Step 4: Department of Labor and Employment (DOLE)
Employees may also file a complaint for "Money Claims" or "Underpayment of Benefits" with the Regional Office of the DOLE. During the mandatory conciliation-mediation (SEnA), the employer may be ordered to settle the arrears immediately.
Step 5: Criminal Prosecution (Estafa)
Since the employer withheld money for a specific purpose and failed to remit it, this may also constitute Estafa under the Revised Penal Code. A criminal complaint can be filed before the Office of the City Prosecutor.

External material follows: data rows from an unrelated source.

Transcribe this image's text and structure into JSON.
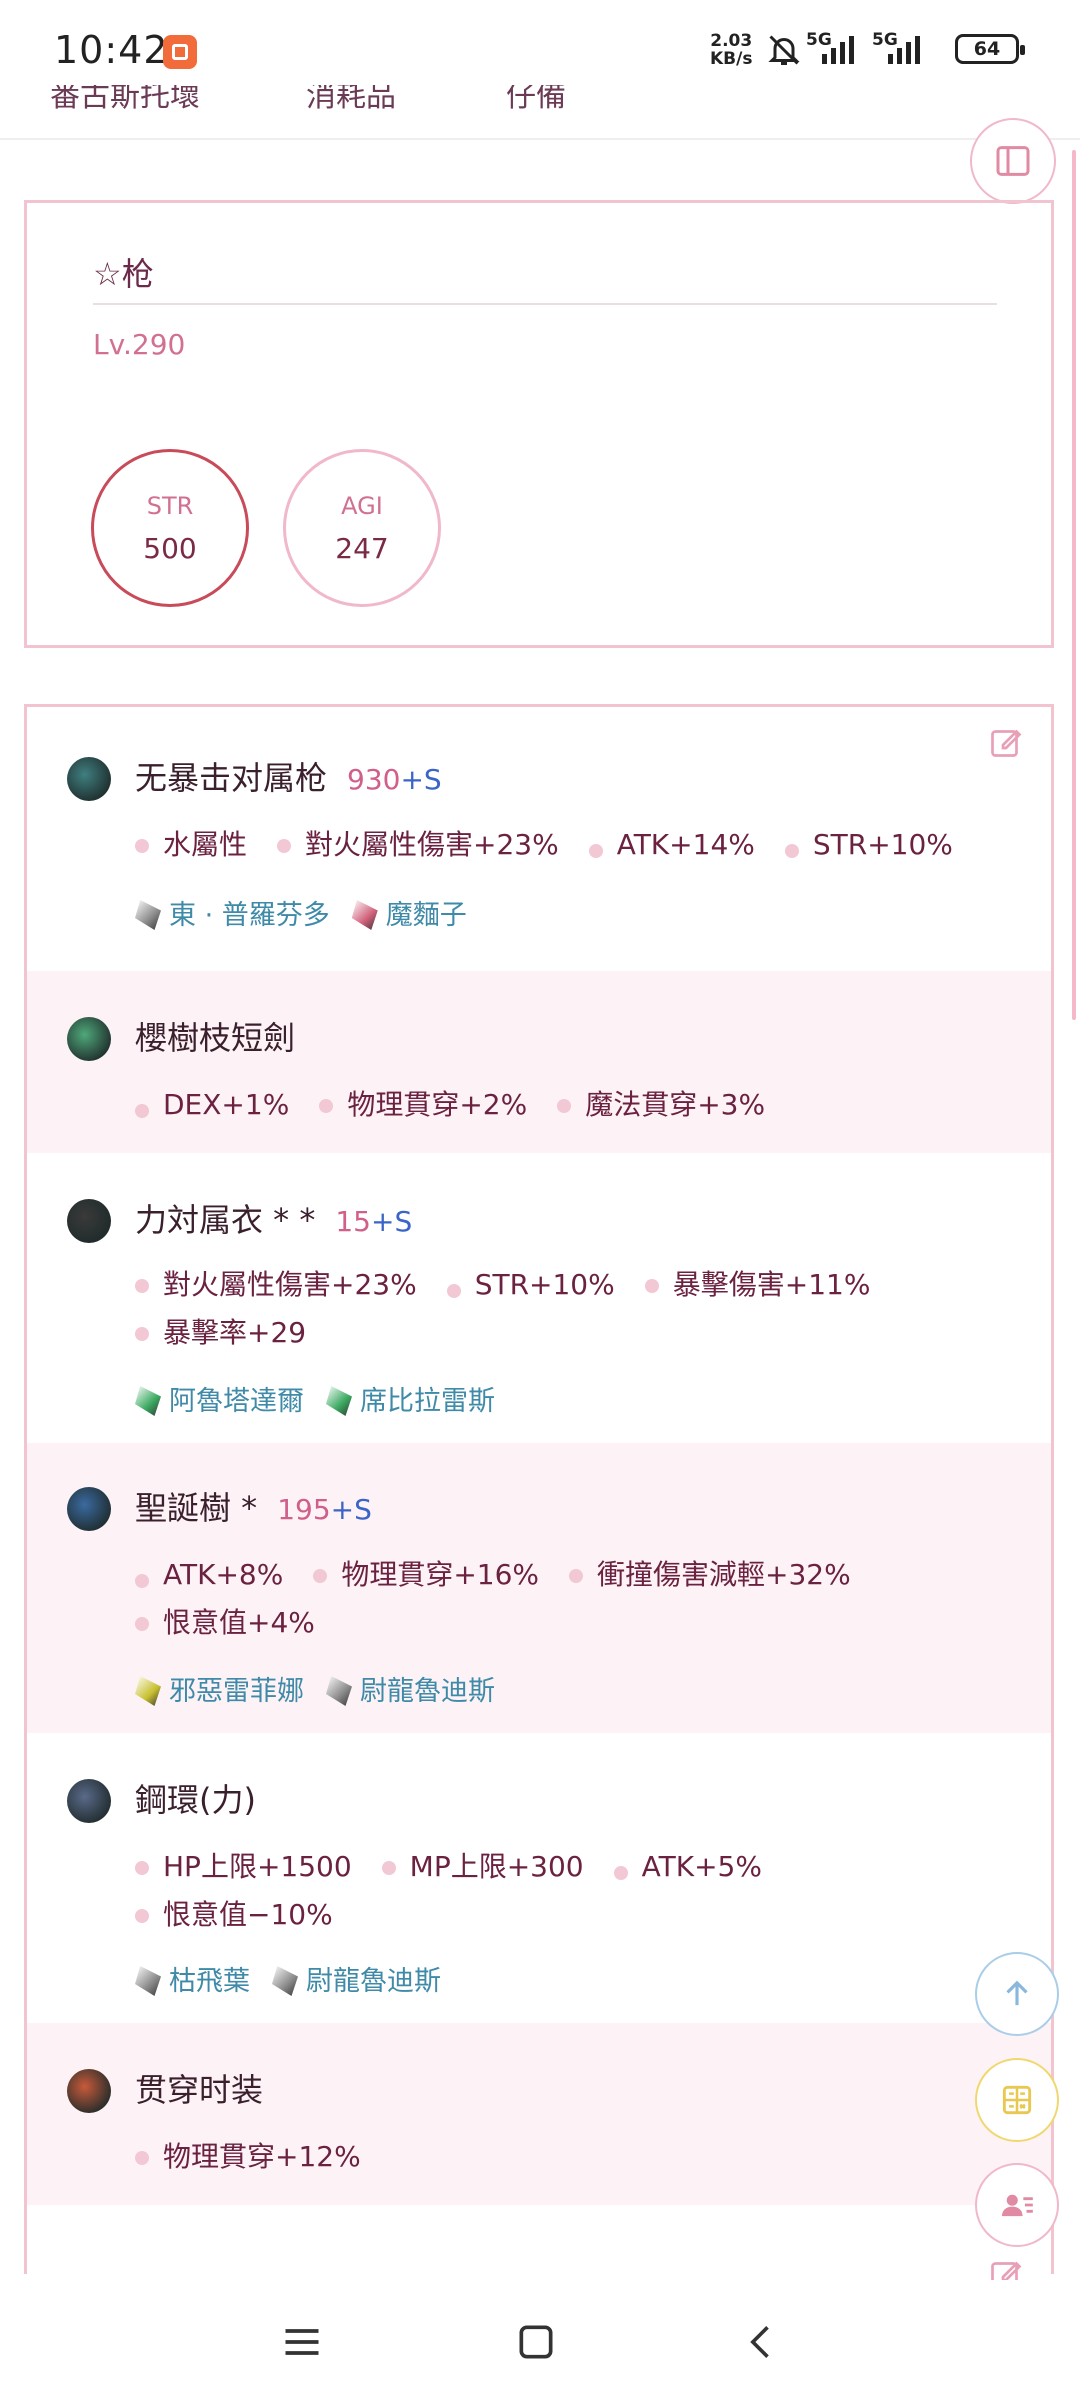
{
  "status_bar": {
    "time": "10:42",
    "speed_value": "2.03",
    "speed_unit": "KB/s",
    "network1": "5G",
    "network2": "5G",
    "battery": "64"
  },
  "tabs": [
    "番古斯托壞",
    "消耗品",
    "仔備"
  ],
  "character": {
    "name": "☆枪",
    "level": "Lv.290",
    "stats": [
      {
        "label": "STR",
        "value": "500"
      },
      {
        "label": "AGI",
        "value": "247"
      }
    ]
  },
  "equipment": [
    {
      "name": "无暴击对属枪",
      "refine": "930",
      "plus": "+S",
      "icon": "spear-icon",
      "stats": [
        [
          "水屬性",
          "對火屬性傷害+23%",
          "ATK+14%",
          "STR+10%"
        ]
      ],
      "cards": [
        {
          "name": "東 · 普羅芬多",
          "color": "#8a8a8a"
        },
        {
          "name": "魔麵子",
          "color": "#d0607a"
        }
      ]
    },
    {
      "name": "櫻樹枝短劍",
      "refine": "",
      "plus": "",
      "icon": "dagger-icon",
      "stats": [
        [
          "DEX+1%",
          "物理貫穿+2%",
          "魔法貫穿+3%"
        ]
      ],
      "cards": []
    },
    {
      "name": "力対属衣 * *",
      "refine": "15",
      "plus": "+S",
      "icon": "armor-icon",
      "stats": [
        [
          "對火屬性傷害+23%",
          "STR+10%",
          "暴擊傷害+11%"
        ],
        [
          "暴擊率+29"
        ]
      ],
      "cards": [
        {
          "name": "阿魯塔達爾",
          "color": "#3aa860"
        },
        {
          "name": "席比拉雷斯",
          "color": "#3aa860"
        }
      ]
    },
    {
      "name": "聖誕樹 *",
      "refine": "195",
      "plus": "+S",
      "icon": "hat-icon",
      "stats": [
        [
          "ATK+8%",
          "物理貫穿+16%",
          "衝撞傷害減輕+32%"
        ],
        [
          "恨意值+4%"
        ]
      ],
      "cards": [
        {
          "name": "邪惡雷菲娜",
          "color": "#c8c030"
        },
        {
          "name": "尉龍魯迪斯",
          "color": "#8a8a8a"
        }
      ]
    },
    {
      "name": "鋼環(力)",
      "refine": "",
      "plus": "",
      "icon": "ring-icon",
      "stats": [
        [
          "HP上限+1500",
          "MP上限+300",
          "ATK+5%"
        ],
        [
          "恨意值−10%"
        ]
      ],
      "cards": [
        {
          "name": "枯飛葉",
          "color": "#8a8a8a"
        },
        {
          "name": "尉龍魯迪斯",
          "color": "#8a8a8a"
        }
      ]
    },
    {
      "name": "贯穿时装",
      "refine": "",
      "plus": "",
      "icon": "bow-icon",
      "stats": [
        [
          "物理貫穿+12%"
        ]
      ],
      "cards": []
    }
  ]
}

IV. Important Legal Doctrines
The 20-Year Prescriptive Period
For SSS violations, the right of the State to assess and collect unpaid contributions prescribes after twenty (20) years from the time the contribution was due. This is a significantly long period, meaning employers remain "on the hook" for decades.
Non-Waiver of Rights
Even if an employee signs a "Quitclaim and Release" stating they will not sue the employer, such a waiver is generally void regarding SSS and PhilHealth contributions. These benefits are matters of public policy and cannot be waived by private agreement.
V. Summary of Employer Obligations
| Agency | Governing Law | Monthly Penalty | Possible Prison Term |
|---|---|---|---|
| SSS | RA 11199 | 2% per month | 6 to 12 Years |
| PhilHealth | RA 11223 | Up to 3% (varying) | 6 Months to 1 Year |
Note on Responsibility: The employer is liable even if the business is losing money. Financial distress is not a legal defense for the non-remittance of trust funds.